Politica, strategia, tattica: tutto sulla pelle dei palestinesi. Ma la reazione agli sgomberi di Sheikh Jarrah, e tutto quello che ne sta conseguendo, hanno una valenza enorme. E’ un enorme NO all’occupazione di Israele, al tentativo ormai sfacciato di Tel Aviv di far sparire anche solo l’idea di Palestina. E’ un NO all’ipocrisia dell’Unione Europea, dell’Onu, dei paesi arabi, della Russia, di tutti coloro che sanno quel che da decenni avviene in quelle terre e non fanno nulla. E’ un NO a chi considera la questione palestinese un residuo della politica da centro sociale degli anni ’90, è un NO allo spregiudicato opportunismo di tanti politici in tutto il mondo, compresi i nostri.

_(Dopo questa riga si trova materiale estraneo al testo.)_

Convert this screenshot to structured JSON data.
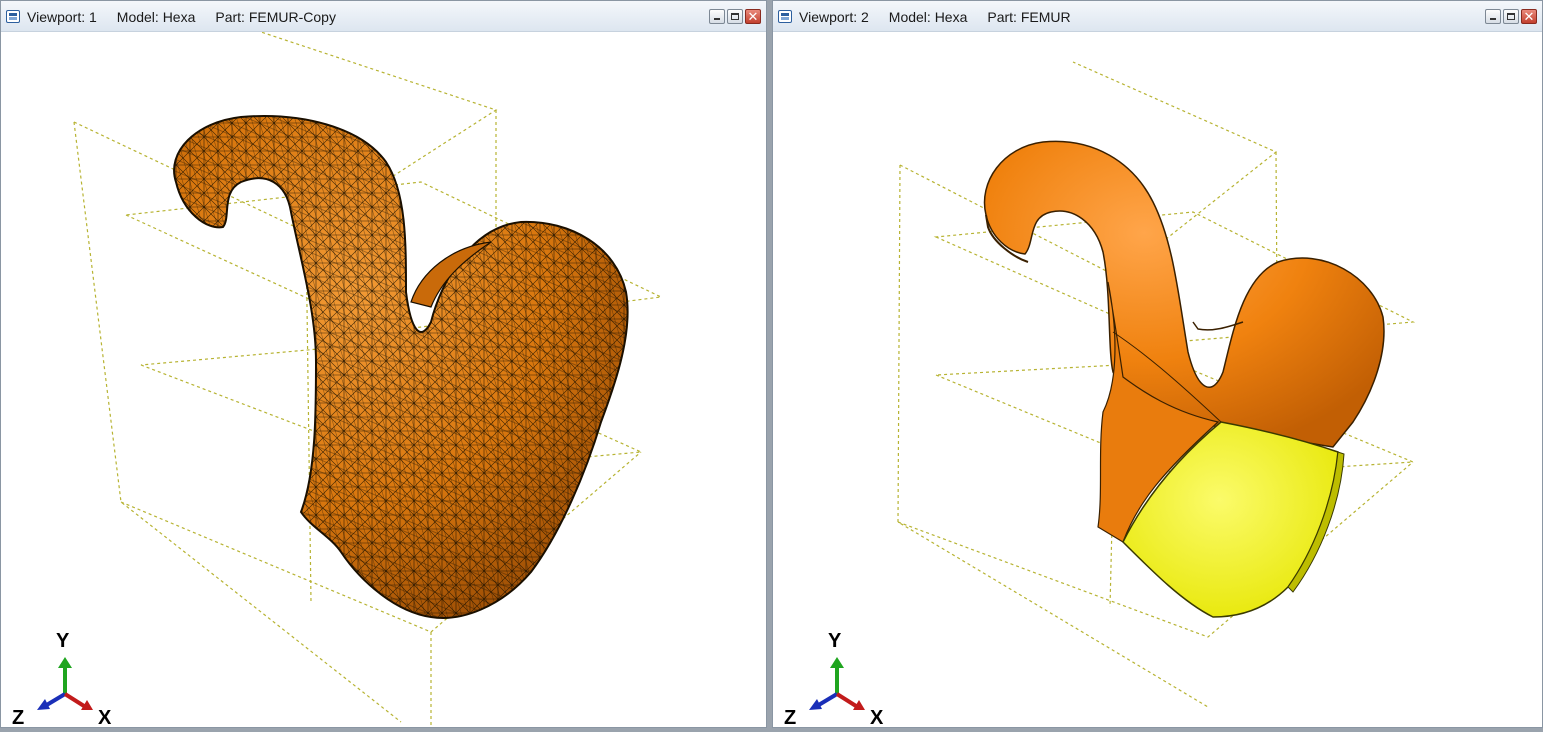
{
  "viewports": [
    {
      "title": {
        "viewport": "Viewport: 1",
        "model": "Model: Hexa",
        "part": "Part: FEMUR-Copy"
      },
      "icon": "viewport-icon",
      "window_buttons": [
        "minimize-icon",
        "restore-icon",
        "close-icon"
      ],
      "triad": {
        "y": "Y",
        "z": "Z",
        "x": "X"
      }
    },
    {
      "title": {
        "viewport": "Viewport: 2",
        "model": "Model: Hexa",
        "part": "Part: FEMUR"
      },
      "icon": "viewport-icon",
      "window_buttons": [
        "minimize-icon",
        "restore-icon",
        "close-icon"
      ],
      "triad": {
        "y": "Y",
        "z": "Z",
        "x": "X"
      }
    }
  ],
  "colors": {
    "part_orange": "#e07b0f",
    "section_yellow": "#f2f20a",
    "bounding_box": "#b7b332",
    "axis_y": "#1fa51f",
    "axis_z": "#1a2fb8",
    "axis_x": "#c21b1b"
  },
  "close_glyph": "✕"
}
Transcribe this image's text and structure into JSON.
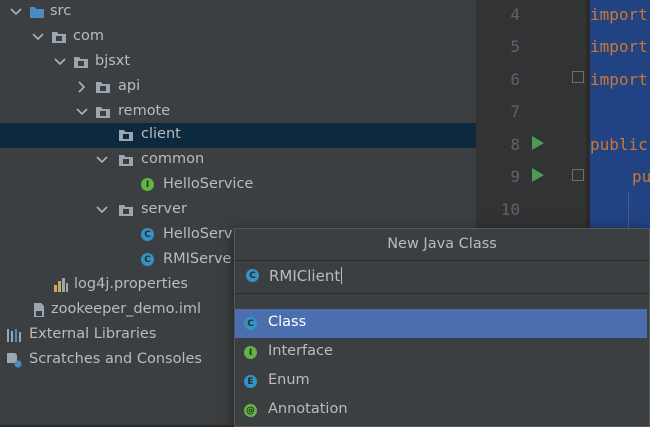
{
  "tree": {
    "items": [
      {
        "label": "src",
        "kind": "folder-src",
        "arrow": "down"
      },
      {
        "label": "com",
        "kind": "package",
        "arrow": "down"
      },
      {
        "label": "bjsxt",
        "kind": "package",
        "arrow": "down"
      },
      {
        "label": "api",
        "kind": "package",
        "arrow": "right"
      },
      {
        "label": "remote",
        "kind": "package",
        "arrow": "down"
      },
      {
        "label": "client",
        "kind": "package",
        "arrow": "none",
        "selected": true
      },
      {
        "label": "common",
        "kind": "package",
        "arrow": "down"
      },
      {
        "label": "HelloService",
        "kind": "interface"
      },
      {
        "label": "server",
        "kind": "package",
        "arrow": "down"
      },
      {
        "label": "HelloServ",
        "kind": "class"
      },
      {
        "label": "RMIServe",
        "kind": "class-run"
      },
      {
        "label": "log4j.properties",
        "kind": "properties"
      },
      {
        "label": "zookeeper_demo.iml",
        "kind": "iml"
      },
      {
        "label": "External Libraries",
        "kind": "libraries"
      },
      {
        "label": "Scratches and Consoles",
        "kind": "scratches"
      }
    ]
  },
  "editor": {
    "line_numbers": [
      "4",
      "5",
      "6",
      "7",
      "8",
      "9",
      "10"
    ],
    "code_fragments": [
      "import",
      "import",
      "import",
      "public",
      "pu"
    ]
  },
  "dialog": {
    "title": "New Java Class",
    "input_value": "RMIClient",
    "options": [
      {
        "label": "Class",
        "icon": "class-icon",
        "selected": true
      },
      {
        "label": "Interface",
        "icon": "interface-icon"
      },
      {
        "label": "Enum",
        "icon": "enum-icon"
      },
      {
        "label": "Annotation",
        "icon": "annotation-icon"
      }
    ]
  },
  "colors": {
    "tree_bg": "#3c3f41",
    "selection_bg": "#0d293e",
    "dialog_selected": "#4b6eaf",
    "keyword": "#cc7832",
    "run_green": "#499c54"
  }
}
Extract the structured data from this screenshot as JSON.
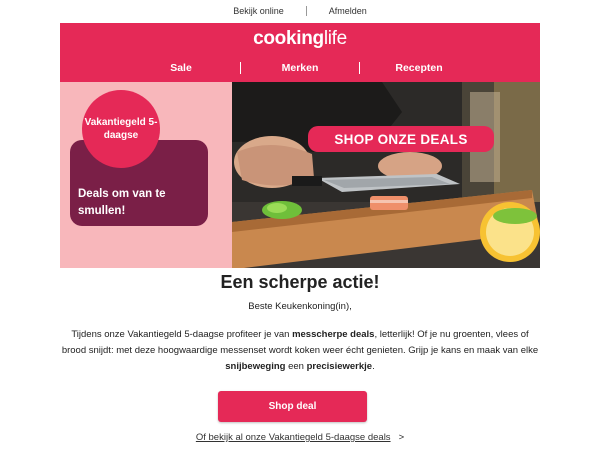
{
  "topbar": {
    "view_online": "Bekijk online",
    "unsubscribe": "Afmelden"
  },
  "header": {
    "logo_bold": "cooking",
    "logo_light": "life",
    "nav": [
      "Sale",
      "Merken",
      "Recepten"
    ]
  },
  "hero": {
    "circle_text": "Vakantiegeld 5-daagse",
    "card_text": "Deals om van te smullen!",
    "badge_text": "SHOP ONZE DEALS"
  },
  "content": {
    "title": "Een scherpe actie!",
    "greeting": "Beste Keukenkoning(in),",
    "body": {
      "p1": "Tijdens onze Vakantiegeld 5-daagse profiteer je van ",
      "b1": "messcherpe deals",
      "p2": ", letterlijk! Of je nu groenten, vlees of brood snijdt: met deze hoogwaardige messenset wordt koken weer écht genieten. Grijp je kans en maak van elke ",
      "b2": "snijbeweging",
      "p3": " een ",
      "b3": "precisiewerkje",
      "p4": "."
    },
    "button": "Shop deal",
    "link": "Of bekijk al onze Vakantiegeld 5-daagse deals",
    "link_chevron": ">"
  },
  "colors": {
    "brand": "#e52957",
    "card": "#7a1f47",
    "hero_bg": "#f8b7bb"
  },
  "icons": {
    "chevron": "chevron-right-icon"
  }
}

E’ un NO al tentativo di sotterrare una lotta che chiede libertà ed indipendenza e che è stata messa da parte perchè non più funzionale a nessuno. E’ un NO alla narrazione scandalosa che imperversa su tanta stampa, tra cui quella italiana, a cui forse è necessario iniziare ad opporsi. Perchè esiste un’etica nel fare giornalismo: ma quando si parla di Palestina ed Israele pare che se ne dimentichino quasi tutti.